The first written evidence that the current game of golf was practiced here dates back to he year 1545. It can be found in the Latin textbook Tyrocinium linguae latinae, wriitten by Pieter van Afferden.

Several copies of the book have been saved, among others in the archives of the University in Bonn, Munich, Brussels and Edinburgh. In chapter 24 of this book he provides so much information about the game of golf as it was played then in the Low Lands that it is quite evident that it resembles the current game of golf.

In order to distinguish the game from other ball games in which the ball is hit, such as hockey or kolf sports, with above-ground goals or other games with short distances, we us the following definition of golf:

  1. It is played by striking the ball with a club.
  2. The goal must be a hole in the ground and not an object above the ground.
  3. It is played by multiple individuals, the winner being the player reaching the hole with the least number of shots.
  4. The distance from the tee off tot he hole must be reasonable long.



As evidence parts from the literal tekst of 1545:

Ad 1. Willen wij den bal met de colve slaan.         Shall we strike the ball with the club

Ad 2. Ick en ben niet verre vanden cuyl.                I am not far from the hole.

          Ick salt regt nae den cuyl setten.                  I will aim straight at the hole.

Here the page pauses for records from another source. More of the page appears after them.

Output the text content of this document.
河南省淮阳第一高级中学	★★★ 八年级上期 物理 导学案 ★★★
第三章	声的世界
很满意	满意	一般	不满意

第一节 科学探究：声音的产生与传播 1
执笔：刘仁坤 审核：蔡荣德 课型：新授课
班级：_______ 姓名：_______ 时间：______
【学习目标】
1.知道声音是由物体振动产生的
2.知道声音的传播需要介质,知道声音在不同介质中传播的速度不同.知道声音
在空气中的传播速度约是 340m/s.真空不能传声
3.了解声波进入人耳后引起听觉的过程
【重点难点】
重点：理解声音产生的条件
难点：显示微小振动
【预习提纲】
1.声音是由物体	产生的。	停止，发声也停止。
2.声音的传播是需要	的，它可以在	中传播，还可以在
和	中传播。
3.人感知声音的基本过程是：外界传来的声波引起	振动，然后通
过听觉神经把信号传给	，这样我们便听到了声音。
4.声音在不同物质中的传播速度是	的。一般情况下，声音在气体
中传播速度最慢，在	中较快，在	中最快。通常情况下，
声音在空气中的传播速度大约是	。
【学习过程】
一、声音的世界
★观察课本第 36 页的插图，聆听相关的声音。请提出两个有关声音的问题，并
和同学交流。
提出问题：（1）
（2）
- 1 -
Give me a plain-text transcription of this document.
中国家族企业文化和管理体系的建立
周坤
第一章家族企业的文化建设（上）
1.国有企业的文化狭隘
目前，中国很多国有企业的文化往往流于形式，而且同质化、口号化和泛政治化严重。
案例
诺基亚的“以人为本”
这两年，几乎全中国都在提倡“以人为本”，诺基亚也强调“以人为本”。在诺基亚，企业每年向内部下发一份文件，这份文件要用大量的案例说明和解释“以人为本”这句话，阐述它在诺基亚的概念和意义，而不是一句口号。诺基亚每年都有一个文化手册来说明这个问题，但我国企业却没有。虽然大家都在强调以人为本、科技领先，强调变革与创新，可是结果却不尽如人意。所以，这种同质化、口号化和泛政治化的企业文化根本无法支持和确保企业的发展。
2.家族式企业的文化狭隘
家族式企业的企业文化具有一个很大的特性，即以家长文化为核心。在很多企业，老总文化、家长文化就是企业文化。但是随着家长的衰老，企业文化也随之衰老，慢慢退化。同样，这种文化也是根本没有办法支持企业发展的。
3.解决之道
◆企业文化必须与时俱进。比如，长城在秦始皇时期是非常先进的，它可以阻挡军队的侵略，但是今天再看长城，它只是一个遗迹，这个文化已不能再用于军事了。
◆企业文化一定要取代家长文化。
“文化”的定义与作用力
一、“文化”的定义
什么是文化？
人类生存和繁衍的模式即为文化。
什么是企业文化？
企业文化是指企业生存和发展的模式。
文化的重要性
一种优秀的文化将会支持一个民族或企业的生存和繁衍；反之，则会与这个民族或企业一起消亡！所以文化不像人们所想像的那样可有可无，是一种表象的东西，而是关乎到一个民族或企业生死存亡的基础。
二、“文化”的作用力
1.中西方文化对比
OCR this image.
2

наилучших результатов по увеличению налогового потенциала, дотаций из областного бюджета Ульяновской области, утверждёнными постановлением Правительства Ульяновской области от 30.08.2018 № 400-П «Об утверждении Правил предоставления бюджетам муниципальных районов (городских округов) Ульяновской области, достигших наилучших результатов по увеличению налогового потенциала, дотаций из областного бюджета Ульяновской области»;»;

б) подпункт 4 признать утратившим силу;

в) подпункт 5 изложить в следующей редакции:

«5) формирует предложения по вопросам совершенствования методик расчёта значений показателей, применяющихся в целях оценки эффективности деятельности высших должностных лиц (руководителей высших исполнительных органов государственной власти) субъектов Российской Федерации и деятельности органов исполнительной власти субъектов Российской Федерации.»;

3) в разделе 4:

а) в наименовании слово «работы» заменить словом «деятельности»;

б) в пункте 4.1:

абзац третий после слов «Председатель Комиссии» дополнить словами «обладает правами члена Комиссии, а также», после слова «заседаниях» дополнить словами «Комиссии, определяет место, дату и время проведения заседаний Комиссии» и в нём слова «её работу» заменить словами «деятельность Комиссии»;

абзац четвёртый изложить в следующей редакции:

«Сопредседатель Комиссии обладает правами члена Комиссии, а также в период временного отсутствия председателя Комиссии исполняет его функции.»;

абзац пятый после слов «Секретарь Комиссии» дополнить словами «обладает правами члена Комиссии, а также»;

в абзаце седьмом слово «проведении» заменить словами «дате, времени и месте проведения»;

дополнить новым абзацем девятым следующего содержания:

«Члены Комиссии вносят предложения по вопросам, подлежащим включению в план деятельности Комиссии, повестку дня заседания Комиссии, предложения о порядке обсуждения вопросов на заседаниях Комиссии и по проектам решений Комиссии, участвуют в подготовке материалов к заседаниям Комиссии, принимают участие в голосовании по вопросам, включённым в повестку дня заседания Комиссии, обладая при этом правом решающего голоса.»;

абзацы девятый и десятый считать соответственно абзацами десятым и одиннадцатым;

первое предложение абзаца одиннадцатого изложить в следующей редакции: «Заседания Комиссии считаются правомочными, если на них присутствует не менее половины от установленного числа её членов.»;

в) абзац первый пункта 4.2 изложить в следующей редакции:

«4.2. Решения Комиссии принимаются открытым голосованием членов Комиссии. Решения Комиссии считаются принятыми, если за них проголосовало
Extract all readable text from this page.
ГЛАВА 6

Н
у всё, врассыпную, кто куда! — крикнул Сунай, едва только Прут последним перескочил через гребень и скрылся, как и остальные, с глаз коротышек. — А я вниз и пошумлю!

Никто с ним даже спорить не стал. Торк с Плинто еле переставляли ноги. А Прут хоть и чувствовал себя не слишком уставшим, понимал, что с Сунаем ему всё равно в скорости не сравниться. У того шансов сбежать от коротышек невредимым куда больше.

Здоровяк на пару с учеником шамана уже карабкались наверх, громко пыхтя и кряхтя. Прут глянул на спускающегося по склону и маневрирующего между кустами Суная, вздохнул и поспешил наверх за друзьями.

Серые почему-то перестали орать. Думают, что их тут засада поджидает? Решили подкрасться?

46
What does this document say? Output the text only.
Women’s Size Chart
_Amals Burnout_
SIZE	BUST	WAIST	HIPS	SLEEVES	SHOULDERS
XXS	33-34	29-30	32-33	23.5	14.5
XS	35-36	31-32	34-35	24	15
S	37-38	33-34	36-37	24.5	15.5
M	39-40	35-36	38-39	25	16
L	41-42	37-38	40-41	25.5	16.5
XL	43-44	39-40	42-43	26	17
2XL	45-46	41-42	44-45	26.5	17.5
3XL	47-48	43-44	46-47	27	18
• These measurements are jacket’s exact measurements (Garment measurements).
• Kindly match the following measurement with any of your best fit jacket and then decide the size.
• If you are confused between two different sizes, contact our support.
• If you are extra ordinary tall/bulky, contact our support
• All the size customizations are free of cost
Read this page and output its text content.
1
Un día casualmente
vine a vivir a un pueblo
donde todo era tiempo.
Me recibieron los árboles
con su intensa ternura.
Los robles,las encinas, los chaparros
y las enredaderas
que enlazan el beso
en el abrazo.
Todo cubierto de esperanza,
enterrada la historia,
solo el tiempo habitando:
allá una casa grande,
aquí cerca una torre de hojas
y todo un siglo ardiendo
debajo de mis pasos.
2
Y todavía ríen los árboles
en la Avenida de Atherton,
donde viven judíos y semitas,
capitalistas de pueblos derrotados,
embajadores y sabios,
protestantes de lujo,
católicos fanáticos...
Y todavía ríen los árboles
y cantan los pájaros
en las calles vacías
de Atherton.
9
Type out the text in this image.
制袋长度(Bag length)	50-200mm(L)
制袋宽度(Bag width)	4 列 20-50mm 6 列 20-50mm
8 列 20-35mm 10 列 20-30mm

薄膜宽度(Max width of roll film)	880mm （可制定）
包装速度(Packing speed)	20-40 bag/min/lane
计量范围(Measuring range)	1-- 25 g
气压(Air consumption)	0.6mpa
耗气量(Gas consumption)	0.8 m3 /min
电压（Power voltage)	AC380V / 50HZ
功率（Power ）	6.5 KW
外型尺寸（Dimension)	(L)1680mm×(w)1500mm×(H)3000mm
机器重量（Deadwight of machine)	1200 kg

Ad 3. Wiens behoorte isst te spelen?                      Whose turn is it to play?

          Het is Johannes behoorte.                               It is John’s turn.

         Wijckt een weynich so langhe als ick slae.  Stand back while I am hitting.

As evidence that the strokes are counted:

         Die mist, die verliest sinen slach.                 Who misses the ball loses a stroke.

Ad 4. Een lode colve.                                                   A golf club with a head weighted with lead.

          Ick hebbe den bal verloren.                           I lost the ball.

          Die mist, die verliest sinen slach.                Who misses the ball loses a stroke.

In many publications about the history of playing golf prior examples of a game of golf are given. None of these comply with all of the requirements mentioned above.